Thursday, February 02, 2006

Kong Is Regent

The wife and I went to Peter Jackson's King Kong for our Jewish Christmas movie. (Okay, Jewish Boxing Day; Christmas was spent with her family.) Some thoughts I meant to post a while ago...

There might be spoilers here, but really, people, the movie's been out for more than a month now. Read at your own risk if you’re the type of person to get upset by such things.


Swede Ex Machina

Always showing up in the nick of time, well armed and vaguely dangerous, every ill prepared 1940s adventurer should have a ship captain like this. Also conveniently expert at trapping wild game and always travels with a truckload of ether.

As a storyteller, though, shouldn't there be a better way of getting one's heroes out of not one but two intractable situations?


Proposing a Jack Black Rule

We need a rule for Jack Black: Only put Jack Black in a film if you're going to either (a) let him be as funny as he's capable of, or (b) give him a character to play. Sure, (b) hasn't happened yet, so I can't say for certain it'll be a good thing. But it should be interesting if it does. If neither condition is met and Jack Black gets a light role, it seems like it's just Jack Black... not being very funny. It's kind of a distraction, and I'd just as soon see what another actor could do with the same part.

While on the subject, pairing Jack Black and Colin Hanks is kind of cool because they play well off each other. But are shades of (the underrated) Orange County desirable in a would-be summer blockbuster?
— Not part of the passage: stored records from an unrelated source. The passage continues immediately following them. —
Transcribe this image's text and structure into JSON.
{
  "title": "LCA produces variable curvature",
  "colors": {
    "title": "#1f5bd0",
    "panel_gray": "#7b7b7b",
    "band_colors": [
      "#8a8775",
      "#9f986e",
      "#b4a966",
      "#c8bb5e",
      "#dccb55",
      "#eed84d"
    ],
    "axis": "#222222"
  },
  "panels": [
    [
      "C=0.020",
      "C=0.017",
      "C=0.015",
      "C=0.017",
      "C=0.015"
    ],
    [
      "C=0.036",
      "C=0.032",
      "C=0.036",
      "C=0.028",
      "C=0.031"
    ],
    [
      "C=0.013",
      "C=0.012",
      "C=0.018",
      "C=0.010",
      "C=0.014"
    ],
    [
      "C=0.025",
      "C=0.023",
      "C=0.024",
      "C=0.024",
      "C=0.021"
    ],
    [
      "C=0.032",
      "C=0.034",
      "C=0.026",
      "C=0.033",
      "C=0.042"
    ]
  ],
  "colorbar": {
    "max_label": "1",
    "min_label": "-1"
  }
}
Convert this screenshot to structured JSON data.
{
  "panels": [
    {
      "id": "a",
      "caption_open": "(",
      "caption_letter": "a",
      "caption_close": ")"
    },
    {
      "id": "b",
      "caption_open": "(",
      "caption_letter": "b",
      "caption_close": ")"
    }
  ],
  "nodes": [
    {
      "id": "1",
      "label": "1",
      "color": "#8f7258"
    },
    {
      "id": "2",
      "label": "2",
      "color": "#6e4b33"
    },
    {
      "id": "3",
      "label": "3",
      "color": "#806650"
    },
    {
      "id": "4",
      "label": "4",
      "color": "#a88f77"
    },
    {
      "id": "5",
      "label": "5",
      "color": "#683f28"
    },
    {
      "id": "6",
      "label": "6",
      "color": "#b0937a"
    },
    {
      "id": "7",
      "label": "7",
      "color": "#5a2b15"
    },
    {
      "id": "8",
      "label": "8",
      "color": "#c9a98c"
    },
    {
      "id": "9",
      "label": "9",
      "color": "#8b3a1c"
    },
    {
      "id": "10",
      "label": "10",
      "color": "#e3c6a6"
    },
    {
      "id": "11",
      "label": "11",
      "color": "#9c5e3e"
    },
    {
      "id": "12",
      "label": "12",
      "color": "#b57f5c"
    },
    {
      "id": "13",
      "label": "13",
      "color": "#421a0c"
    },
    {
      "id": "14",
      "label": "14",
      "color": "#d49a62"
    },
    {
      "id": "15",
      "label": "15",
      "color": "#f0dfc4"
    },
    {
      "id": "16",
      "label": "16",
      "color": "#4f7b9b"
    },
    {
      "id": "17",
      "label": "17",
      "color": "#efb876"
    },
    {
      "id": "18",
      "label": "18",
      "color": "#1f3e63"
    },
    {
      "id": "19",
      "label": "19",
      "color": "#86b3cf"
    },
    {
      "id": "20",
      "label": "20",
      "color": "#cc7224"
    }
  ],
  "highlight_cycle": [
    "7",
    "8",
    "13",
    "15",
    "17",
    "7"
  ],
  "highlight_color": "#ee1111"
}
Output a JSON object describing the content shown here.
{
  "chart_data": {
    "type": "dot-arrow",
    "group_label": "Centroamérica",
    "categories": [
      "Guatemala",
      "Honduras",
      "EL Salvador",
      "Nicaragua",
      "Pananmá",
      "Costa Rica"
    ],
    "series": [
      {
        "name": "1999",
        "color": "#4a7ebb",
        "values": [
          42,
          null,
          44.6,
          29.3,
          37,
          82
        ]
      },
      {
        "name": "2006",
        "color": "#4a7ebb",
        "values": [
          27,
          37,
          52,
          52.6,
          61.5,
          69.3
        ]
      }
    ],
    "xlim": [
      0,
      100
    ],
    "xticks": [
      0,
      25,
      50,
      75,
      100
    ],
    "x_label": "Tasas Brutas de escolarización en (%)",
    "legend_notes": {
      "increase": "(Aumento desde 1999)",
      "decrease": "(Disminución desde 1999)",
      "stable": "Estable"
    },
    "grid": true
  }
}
It's All About the Source Material

Sure, Peter Jackson is a terrific filmmaker with technical work and special effects second to no one and so forth. However... I realized watching King Kong that slavish adherence to source material stands up a lot better when he's adapting the epic that is The Lord of the Rings than when he's reworking something that narrowly escaped B-movie status by somehow embedding itself in our collective consciousness. (And I'm not saying that was a fluke; I honestly wonder exactly how and why the 1933 King Kong did that.)

I've watched the entire Lord of the Rings film cycle, all extended editions, in one 12 hour buttnumbathon, only stopping to order and then pay for pizza, and I can honestly say that it was really good, entertaining throughout. I'd do it again too. Preferably in a couple years, preferably during another snowstorm, and preferably with another set of willing friends. (Or the same willing friends -- not alone is my point.) The interesting thing was that the extended editions were closer to the books, deeper and more engaging for it. Clearly Tolkien knew how to spin a story. (I'm realizing this more and more while rereading the Narnia books. Not good, there might be more on that later.)

With Jackson's King Kong, it's impressive that it didn't feel as long as it was (3 hours), and I didn't get too bored. Even so, it just wasn't all necessary. A lot of sequences that were unquestionably cool (e.g. giant ape fighting 2 or 3 dinosaurs, that's cool) still didn't have to be as long as they were. Ape fights dinosaurs, we get it. Why does it have to go on for 15 minutes? Why after falling through the first ravine do the dinosaurs not shrug and walk off, figuring there must be easier prey elsewhere?

It's like a J.K. Rowling syndrome -- by book 5, nothing at all was left out. As if the creators are thinking, I am beyond editorial control. Nobody will stop me putting in anything I want, and you will like it.